Fürstin Gabriela zu Sayn-Wittgenstein mit Dr. Jochen Schenk (li.) und Dr. Toni Vomweg

82 Prozent der entdeckten Tumore sind in frühem Stadium

Die beiden Radiologen zeigten anhand aktueller Zahlen die Entwicklung des Brustkrebsfrüherkennungs-Programms in der Region Koblenz und nördliches Rheinland-Pfalz auf. So wurden seit dem Start des Screening-Programms vor fünf Jahren rund 157.000 Frauen untersucht. Davon erhielten 4.690 Frauen aufgrund von Auffälligkeiten in der Mammographie eine weitere Einladung (Wiedereinbestellung). Bei dieser Abklärung wurden 1.291 Karzinome (Brusttumoren) entdeckt: Bei 269 Karzinomen (21%) handelte es sich um sog. duktale Karzinome (veränderte Zellen in den Milchgängen) und damit eine Krebsvorstufe; 789 Karzinome (61%) waren kleiner als 2 cm; 233 Karzinome (18%) waren größer als 2 cm.

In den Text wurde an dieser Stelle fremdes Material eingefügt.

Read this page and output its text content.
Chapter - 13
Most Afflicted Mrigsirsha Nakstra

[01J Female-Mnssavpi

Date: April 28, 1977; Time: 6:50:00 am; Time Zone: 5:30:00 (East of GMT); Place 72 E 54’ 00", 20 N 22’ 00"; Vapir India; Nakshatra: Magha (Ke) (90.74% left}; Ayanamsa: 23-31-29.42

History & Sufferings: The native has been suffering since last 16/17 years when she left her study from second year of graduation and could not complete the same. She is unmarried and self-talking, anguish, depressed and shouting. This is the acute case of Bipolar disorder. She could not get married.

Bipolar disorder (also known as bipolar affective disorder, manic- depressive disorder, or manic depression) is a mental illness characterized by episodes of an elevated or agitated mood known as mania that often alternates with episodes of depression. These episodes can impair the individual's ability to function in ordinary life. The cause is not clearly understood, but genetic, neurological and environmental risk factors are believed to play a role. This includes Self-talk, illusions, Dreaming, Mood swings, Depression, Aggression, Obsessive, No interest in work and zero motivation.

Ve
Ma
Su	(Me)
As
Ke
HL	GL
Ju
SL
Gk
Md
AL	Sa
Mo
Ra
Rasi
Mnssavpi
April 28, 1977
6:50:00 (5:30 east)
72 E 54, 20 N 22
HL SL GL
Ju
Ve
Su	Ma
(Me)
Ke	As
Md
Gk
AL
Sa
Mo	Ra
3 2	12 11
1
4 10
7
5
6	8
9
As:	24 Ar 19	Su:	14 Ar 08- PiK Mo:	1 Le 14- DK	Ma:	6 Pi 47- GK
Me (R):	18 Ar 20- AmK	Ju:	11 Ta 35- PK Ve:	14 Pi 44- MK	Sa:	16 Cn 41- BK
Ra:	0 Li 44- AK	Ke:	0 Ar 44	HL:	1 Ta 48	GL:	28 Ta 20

„In 82 Prozent der Fälle waren die Brusttumoren unter 2 Zentimeter und damit in einem frühen Stadium, so dass diese meist gut behandelbar und vielfach heilbar waren“, unterstrichen Dr. Schenk und Dr. Vomweg den besonderen Nutzen der Screening-Früherkennung. Dieser wurde von den Ärzten auch durch eine Vergleichszahl belegt: Im Jahr 2005, also vor Einführung des Mammographie-Screening-Programms, lag die Anzahl der gefundenen Tumore, die kleiner als 2 cm waren, in gesamt Rheinland-Pfalz bei nur 43 Prozent. Das heißt, die Zahl der Brusttumoren mit schlechter Prognose war damals mit 57 Prozent mehr als dreimal so hoch als im Screening-Programm.

Fürstin ist ideale Repräsentantin im Kampf gegen Brustkrebs

„Es ist für uns eine ganz besondere Ehre, Fürstin Gabriela zu Sayn-Wittgenstein als Mitstreiterin im Kampf gegen den Brustkrebs an unserer Seite zu haben. Aufgrund ihrer Persönlichkeit und Bekanntheit ist sie eine überzeugende Schirmherrin, um bisher unentschlossene Frauen zur Teilnahme an der Brustkrebsfrüherkennung zu motivieren“, brachte Dr. Jochen Schenk im Namen des gesamten Screening-Teams die Freude über die prominente Unterstützung zum Ausdruck.